Was reading "SIP: The Never-Ending Hype Wagon" . It says the people expectations vs actual.
"Today, H.323 commands about 80% of the international long distance VoIP minutes, which is an estimated 15.8% or 49.4B minutes of all international voice communication. Even Skype, perhaps the single-largest VoIP network, has not caught up with H.323 in terms of minutes of traffic. (Skype had 13.8B minutes of VoIP traffic in 2006 and held a 4.4% share of the international voice business.)
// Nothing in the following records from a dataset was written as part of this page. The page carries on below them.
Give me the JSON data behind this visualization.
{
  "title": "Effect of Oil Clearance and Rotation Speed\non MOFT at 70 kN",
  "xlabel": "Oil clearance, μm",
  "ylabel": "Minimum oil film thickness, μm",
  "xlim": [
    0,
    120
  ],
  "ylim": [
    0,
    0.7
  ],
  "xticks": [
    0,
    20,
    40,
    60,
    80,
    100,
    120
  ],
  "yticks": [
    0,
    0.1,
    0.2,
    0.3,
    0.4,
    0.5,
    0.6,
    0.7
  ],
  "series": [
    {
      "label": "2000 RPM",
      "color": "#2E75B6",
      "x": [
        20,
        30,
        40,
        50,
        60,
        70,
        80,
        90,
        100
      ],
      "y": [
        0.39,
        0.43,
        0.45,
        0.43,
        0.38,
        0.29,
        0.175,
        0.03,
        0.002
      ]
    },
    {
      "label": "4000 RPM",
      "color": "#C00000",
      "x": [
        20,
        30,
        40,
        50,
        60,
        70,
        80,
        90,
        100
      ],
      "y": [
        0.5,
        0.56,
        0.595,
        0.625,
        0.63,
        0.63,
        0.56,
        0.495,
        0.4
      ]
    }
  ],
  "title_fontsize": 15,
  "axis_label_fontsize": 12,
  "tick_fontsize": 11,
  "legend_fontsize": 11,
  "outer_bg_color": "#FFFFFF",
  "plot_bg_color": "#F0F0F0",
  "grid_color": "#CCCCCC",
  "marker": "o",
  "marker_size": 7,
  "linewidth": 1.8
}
Where does this leave SIP? People are still working hard to try to make SIP a success story, even after trying for so many years and gaining so little market share. Standards bodies including the ITU SG11 and ETSI TISPAN are trying to position SIP as the NGN protocol and a replacement for the PSTN systems already deployed. But perhaps what is not so well understood in the industry is that the carriers are not likely to provide new, innovative services on top of SIP. What would be the financial motivator? Will users pay for new kinds of services and capabilities? What would those services and capabilities be? Can SIP provide them and would SIP be the right choice? So far, nothing new or innovative has been delivered and as financial reality sets in, you will likely see that little actually changes"
Read the article at : http://www.dailypayload.com/2007/0618.html
tailpiece: finally i understood, why SIP mag changed its name to unified communications mag. Reality strikes :-).